O que os carros esportivos italianos me ensinaram sobre a obsessão pela engenharia
Certa vez, passei uma semana em Maranello, principalmente vagando pelo museu da Ferrari e conversando com qualquer pessoa que tolerasse as perguntas de um estrangeiro entusiasmado. O que consegui não foi exatamente admiração pelos carros – foi algo mais estranho. Um respeito relutante pelo tipo específico de loucura que os produz.
A diferença entre a engenharia italiana e a de todos os outros
A engenharia alemã, no seu melhor, é implacavelmente sistemática. Você constrói um processo, otimiza-o e executa-o perfeitamente. A engenharia japonesa é semelhante – precisão, confiabilidade, redução de variação. A engenharia italiana é outra coisa. O melhor vem de pessoas que estão genuinamente ofendidas com concessões e que passarão três meses extras em uma relação de caixa de câmbio porque um número em um gráfico dinâmico os incomodava esteticamente, não apenas funcionalmente.
O Enzo Ferrari é o exemplo mais citado disso porque é o mais extremo. Construído como um carro de rua legalizado que usava tecnologia da Fórmula 1, ele não fez concessões à praticidade. Monocoque de fibra de carbono, V12 de 6 litros, caixa de câmbio paddle shift sequencial. E menos de 400 foram feitos. A Ferrari não estava tentando vender volume – eles estavam tentando fazer o melhor carro possível e pararam quando conseguiram. Essa não é uma estratégia de negócios que alguém aprendeu em um programa de MBA.
As marcas além da Ferrari
O estábulo italiano mais amplo é fácil de reduzir a uma abreviatura – Lamborghini é o agressivo, Maserati é o elegante, Alfa Romeo é o apaixonado que quebra. Isso não está totalmente errado, mas achata o que há de interessante em cada um deles.
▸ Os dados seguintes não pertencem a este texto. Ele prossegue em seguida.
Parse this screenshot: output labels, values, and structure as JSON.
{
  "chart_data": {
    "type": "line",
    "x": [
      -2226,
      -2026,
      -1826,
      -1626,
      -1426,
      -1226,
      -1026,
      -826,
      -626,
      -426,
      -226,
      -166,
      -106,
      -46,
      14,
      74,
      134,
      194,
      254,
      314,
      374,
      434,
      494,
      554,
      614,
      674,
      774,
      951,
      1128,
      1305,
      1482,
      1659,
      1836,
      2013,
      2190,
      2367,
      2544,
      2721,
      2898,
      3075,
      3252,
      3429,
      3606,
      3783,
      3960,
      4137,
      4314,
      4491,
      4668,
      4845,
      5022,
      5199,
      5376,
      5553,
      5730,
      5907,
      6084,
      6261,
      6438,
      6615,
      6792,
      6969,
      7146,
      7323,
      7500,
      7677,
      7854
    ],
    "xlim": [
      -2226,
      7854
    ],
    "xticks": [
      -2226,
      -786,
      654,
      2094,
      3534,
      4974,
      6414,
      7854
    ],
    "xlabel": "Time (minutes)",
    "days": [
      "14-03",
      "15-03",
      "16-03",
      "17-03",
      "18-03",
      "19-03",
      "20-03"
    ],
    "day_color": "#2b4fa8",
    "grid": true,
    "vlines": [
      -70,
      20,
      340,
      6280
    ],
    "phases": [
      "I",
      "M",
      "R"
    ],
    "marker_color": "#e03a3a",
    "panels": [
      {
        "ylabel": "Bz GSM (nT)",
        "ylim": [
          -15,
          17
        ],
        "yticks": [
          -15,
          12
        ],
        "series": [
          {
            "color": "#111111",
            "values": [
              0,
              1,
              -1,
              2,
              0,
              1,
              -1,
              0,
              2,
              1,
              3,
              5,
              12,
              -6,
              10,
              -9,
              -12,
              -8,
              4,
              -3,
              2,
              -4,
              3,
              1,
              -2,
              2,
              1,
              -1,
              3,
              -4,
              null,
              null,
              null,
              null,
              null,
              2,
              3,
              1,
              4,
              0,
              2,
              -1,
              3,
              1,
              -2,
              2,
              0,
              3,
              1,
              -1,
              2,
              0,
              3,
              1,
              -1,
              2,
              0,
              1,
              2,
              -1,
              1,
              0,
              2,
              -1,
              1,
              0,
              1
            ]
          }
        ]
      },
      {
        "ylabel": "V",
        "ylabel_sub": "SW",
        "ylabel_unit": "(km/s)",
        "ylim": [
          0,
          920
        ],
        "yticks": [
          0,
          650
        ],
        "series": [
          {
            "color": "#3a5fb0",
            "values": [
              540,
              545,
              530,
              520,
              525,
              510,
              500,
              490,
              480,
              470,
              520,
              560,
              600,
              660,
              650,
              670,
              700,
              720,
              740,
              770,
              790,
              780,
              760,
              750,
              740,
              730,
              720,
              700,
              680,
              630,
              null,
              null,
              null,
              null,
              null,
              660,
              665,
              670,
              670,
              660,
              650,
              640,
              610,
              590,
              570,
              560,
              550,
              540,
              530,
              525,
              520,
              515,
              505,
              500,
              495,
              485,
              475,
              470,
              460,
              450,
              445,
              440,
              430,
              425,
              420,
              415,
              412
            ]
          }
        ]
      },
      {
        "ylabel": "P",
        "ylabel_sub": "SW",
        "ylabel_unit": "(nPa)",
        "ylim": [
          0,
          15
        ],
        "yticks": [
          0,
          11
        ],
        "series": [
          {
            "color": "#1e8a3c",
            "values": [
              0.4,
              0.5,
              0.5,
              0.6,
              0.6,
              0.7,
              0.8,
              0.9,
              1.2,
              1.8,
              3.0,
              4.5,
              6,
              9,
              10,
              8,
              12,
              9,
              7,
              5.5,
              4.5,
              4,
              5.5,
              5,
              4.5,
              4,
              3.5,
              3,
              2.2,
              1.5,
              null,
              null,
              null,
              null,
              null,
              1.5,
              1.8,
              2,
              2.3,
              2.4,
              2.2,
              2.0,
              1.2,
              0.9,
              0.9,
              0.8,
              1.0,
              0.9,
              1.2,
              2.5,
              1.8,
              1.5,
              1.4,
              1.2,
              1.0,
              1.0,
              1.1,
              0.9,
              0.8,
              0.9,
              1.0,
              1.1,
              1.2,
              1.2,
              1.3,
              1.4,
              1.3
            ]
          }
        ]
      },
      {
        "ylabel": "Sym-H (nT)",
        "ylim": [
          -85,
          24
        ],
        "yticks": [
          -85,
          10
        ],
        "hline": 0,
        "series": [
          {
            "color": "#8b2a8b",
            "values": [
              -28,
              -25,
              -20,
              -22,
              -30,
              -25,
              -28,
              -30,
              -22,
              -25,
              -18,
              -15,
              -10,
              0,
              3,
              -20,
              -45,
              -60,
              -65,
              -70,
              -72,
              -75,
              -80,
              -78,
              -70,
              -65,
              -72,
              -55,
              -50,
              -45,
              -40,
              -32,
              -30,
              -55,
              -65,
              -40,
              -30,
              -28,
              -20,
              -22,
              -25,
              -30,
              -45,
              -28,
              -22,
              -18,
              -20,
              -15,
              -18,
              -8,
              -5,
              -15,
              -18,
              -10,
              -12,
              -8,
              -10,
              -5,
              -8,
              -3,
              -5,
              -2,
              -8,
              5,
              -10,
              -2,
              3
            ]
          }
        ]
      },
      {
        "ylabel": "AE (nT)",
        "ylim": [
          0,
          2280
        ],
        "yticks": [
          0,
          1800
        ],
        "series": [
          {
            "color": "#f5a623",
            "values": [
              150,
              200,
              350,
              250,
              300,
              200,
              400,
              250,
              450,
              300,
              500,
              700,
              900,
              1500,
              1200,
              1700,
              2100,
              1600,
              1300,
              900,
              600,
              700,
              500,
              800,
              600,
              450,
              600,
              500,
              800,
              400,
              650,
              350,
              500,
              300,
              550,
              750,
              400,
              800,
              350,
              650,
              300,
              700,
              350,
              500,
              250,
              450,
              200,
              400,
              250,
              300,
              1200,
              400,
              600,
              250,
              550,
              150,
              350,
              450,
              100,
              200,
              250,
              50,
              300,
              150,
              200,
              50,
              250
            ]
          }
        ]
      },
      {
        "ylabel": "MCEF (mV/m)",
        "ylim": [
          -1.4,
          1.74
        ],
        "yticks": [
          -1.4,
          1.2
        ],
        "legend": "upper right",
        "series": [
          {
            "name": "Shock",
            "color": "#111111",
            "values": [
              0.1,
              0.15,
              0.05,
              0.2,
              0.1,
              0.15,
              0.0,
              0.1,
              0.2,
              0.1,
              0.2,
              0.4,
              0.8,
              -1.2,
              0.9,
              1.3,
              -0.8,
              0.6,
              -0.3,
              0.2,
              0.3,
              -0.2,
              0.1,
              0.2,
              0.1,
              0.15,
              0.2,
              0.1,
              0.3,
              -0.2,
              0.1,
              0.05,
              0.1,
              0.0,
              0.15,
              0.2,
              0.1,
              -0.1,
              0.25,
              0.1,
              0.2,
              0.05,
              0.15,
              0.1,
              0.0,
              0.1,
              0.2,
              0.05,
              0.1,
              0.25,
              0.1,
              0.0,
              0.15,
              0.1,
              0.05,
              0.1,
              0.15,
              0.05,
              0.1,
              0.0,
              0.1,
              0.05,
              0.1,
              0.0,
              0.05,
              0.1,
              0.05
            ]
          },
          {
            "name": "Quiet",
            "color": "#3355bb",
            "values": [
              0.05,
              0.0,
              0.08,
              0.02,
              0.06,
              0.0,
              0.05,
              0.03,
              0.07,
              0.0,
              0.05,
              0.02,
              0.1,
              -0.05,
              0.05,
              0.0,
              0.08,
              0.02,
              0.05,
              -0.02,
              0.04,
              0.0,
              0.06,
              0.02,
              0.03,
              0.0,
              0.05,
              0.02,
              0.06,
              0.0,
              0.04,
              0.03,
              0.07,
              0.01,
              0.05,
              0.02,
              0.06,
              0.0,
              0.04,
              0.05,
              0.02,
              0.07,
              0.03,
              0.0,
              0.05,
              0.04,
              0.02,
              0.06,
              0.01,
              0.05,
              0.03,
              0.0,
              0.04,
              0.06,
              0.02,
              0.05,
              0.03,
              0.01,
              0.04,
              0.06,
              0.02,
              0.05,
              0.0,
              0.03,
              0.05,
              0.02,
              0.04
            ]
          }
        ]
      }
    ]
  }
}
A Lamborghini foi originalmente fundada especificamente para irritar Enzo Ferrari, que é a história de origem mais italiana que se possa imaginar. Ferruccio Lamborghini era um fabricante de tratores que reclamou da embreagem de sua Ferrari e foi orientado a usar tratores. Então ele construiu uma empresa de carros esportivos. O primeiro Miura era tão avançado que os engenheiros da Ferrari aparentemente empalideceram ao vê-lo. Esse tipo de motivação está presente no DNA da marca de uma forma que ainda é visível em todos os carros que fabricam.
Alfa Romeo é o que mais me impressiona, sinceramente. Cada Alfa que dirigi teve essa qualidade de comunicação através do volante de uma forma que parece quase coloquial. O Carro esportivo Alfa Romeo é impraticável de várias maneiras e tem uma reputação de gremlins elétricos - mas quando você está em um e as condições são adequadas, nada mais parece igual. Você não está apenas dirigindo; você está negociando.
Por que os preços são o que são
Os carros esportivos italianos são caros, em parte porque são fabricados em pequenos volumes com materiais caros, mas há outro componente que é mais difícil de quantificar: você está pagando por décadas de desenvolvimento de corridas que informam os carros de produção. O programa de Fórmula 1 da Ferrari não é um exercício de marketing – as tecnologias ali desenvolvidas fluem para os carros de rua. Sistemas híbridos, estruturas em fibra de carbono, modelação aerodinâmica. Você está comprando o programa de automobilismo mais sofisticado da história.
Dito isto, o mercado de usados oferece uma proposta interessante para quem consegue arcar com os custos de manutenção. Uma criança de 10 anos Ferrari F430 pode ser adquirido por uma fração de seu preço original e, mecanicamente, ainda é um carro genuinamente notável. A ressalva é que os custos de manutenção desses carros são reais – planeje uma inspeção pré-compra adequada e faça um orçamento honesto para os intervalos de manutenção. Um serviço de inspeção de automóveis de um mecânico independente especialista em Ferrari é dinheiro bem gasto antes de qualquer compra de usado.
O que eu pularia
Qualquer carro italiano comprado principalmente como investimento. Sim, alguns deles apreciam – mas os que o fazem são exemplos específicos e antigos em excelentes condições documentadas. Comprar um Maserati Quattroporte de 15 anos na esperança de que ele se valorize tem mais probabilidade de resultar em reparos caros do que em lucro. Compre carros italianos porque você quer dirigi-los, não porque você acha que eles são uma classe de ativos.
Resumindo: os carros esportivos italianos são o produto de uma cultura que leva a estética e o desempenho para o lado pessoal, não apenas para o profissional. Você sente isso em cada interação com o carro. Se isso é importante para você, nenhuma alternativa alemã ou japonesa o substitui - mas vá com olhos honestos sobre quanto realmente custa a manutenção e compre um ferramenta de diagnóstico de carro então você não está voando às cegas em um carro com componentes eletrônicos complexos.